Caring for young children at home with all their toys and plenty of space, that’s one thing. It’s another entirely to get your kids onto a plane. No one enjoys airports, so the other passengers are grumpy, just waiting for your kids to make a peep. And they will. You can’t calm your kids down with a change of scenery. No grandma or babysitter is there to hold the baby while you regroup. Just a plane full of side-eye.
Here’s Happy Traveler’s parent-tested advice.
Some children sleep on planes, but many won’t. You won’t know until you try, so make sure your first flight is scheduled during your toddler’s longest, best wakeful time. Maybe 7 a.m. to 1 p.m. is your happy kid window. If sleepiness hits, great. If not, at least you’re not hauling around a kid who is missing a nap on top of everything else.
Unless you have a super easygoing child, you might not want to try for international travel. Flights at four hours or less are much better than long flights. If you must take a longer flight, consider flying direct so that the overall travel day is shorter. Or, put off longer trips until your child is old enough to enjoy the luxury of unlimited screen time.
No matter how short your flights, your child will be cranky afterwards, and so will you, most likely. Make simple plans for the day of your travel: a dip in the pool, dinner nearby, on time to bed.
Young children often get upset or uncomfortable during takeoff and landing. Nursing or snacking distracts them, as well as helping to clear their ears.
At least double what you’d bring for a typical outing. Don’t bring anything that makes a huge mess: cheese, fruit, food pouches, cut up vegetables, and pretzels are good choices. Maybe bring one indulgent treat, which can dry up tears instantly when you need to head off a tantrum.
The FAA allows children under 2 to sit on your lap for free, but new walkers are notoriously reluctant to sit still. If you can afford to buy your child a seat, it will give you a bit of extra room.

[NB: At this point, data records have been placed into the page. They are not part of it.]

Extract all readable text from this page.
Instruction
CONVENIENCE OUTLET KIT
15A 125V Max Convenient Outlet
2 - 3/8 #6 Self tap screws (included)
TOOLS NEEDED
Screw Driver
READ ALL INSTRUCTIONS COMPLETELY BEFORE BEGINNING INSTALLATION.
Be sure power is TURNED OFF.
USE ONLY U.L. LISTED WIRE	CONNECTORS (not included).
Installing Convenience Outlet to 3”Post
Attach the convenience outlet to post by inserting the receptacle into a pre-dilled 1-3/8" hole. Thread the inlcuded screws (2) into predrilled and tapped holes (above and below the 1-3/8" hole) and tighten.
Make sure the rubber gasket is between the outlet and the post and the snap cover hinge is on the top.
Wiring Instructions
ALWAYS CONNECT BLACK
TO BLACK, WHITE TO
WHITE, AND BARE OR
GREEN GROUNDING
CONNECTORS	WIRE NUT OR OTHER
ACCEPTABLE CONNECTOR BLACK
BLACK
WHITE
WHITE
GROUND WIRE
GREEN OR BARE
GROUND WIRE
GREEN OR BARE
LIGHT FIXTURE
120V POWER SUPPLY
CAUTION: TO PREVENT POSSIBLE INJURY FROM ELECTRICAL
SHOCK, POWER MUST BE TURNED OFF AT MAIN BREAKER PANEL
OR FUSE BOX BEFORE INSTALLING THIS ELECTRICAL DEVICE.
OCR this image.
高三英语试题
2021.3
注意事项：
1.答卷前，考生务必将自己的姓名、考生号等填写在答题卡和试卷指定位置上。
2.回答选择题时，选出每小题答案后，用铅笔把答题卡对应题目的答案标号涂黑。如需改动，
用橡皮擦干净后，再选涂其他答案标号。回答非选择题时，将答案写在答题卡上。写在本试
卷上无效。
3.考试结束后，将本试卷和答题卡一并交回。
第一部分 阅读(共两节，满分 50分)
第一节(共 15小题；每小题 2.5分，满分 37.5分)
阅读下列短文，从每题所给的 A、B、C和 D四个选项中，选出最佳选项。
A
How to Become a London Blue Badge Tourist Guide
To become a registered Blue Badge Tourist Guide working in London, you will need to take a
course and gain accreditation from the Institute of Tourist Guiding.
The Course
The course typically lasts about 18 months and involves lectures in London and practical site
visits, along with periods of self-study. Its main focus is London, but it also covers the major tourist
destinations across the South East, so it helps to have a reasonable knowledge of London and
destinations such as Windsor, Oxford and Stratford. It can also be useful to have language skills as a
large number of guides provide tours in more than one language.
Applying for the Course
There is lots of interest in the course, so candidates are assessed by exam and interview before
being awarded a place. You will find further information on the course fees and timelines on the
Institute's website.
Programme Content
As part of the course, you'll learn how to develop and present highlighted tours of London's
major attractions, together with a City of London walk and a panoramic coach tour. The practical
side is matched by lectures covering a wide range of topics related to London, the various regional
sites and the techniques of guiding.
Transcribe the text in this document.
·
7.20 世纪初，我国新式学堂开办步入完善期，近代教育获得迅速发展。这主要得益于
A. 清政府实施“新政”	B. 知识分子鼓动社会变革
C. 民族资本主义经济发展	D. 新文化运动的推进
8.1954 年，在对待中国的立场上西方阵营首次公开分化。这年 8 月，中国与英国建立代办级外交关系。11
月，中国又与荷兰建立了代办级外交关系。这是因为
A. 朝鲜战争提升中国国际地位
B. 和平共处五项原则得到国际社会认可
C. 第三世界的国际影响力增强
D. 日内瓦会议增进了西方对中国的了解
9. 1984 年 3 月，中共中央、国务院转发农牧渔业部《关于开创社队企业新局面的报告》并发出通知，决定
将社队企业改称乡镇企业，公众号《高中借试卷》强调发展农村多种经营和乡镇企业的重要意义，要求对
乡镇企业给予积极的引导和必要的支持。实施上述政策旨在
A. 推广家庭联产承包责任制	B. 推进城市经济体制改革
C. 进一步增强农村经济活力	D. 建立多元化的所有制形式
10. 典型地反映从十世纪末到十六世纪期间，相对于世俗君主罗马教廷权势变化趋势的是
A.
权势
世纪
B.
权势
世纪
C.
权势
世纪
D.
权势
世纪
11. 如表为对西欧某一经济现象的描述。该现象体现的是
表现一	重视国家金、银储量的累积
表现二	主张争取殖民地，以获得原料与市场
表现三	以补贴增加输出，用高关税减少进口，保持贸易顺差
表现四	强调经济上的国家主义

Bonus points if you ask for a two-seat row, which are perfect for single parents traveling with one child.
You will all be happier if your child can turn around, pound or bang on her seat, bounce up and down, and take a few steps back and forth. It will improve her behavior over the duration of the trip.
Make it your mission to ask which bathroom has the changing table as soon as you set foot on the plane. Not every bathroom has one. Otherwise, you may find yourself waiting for the bathroom or attempting to change your child in your lap. Not fun.
This is a job for the dollar store! New toys or gadgets are your secret weapon. Go to any dollar store and stock up on toys your child will like: measuring spoons, board books, pinwheels, blocks.
Don’t throw open the dollar-store bag and let your child have at it, however. Introduce each new item slowly. When your child is getting tired of playing with one toy, have the next one ready. If you individually wrap each item in a zip-top bag (or even gift wrap) it will add interest and specialness, as well as slowing down the progress through the toy hoard.
If you plan carefully and pack a special bag full of the items that will keep your child happily entertained, traveling with your child can even be fun. Of course, as every parent knows: it’s easier to prevent a tantrum than to stop one once it’s started.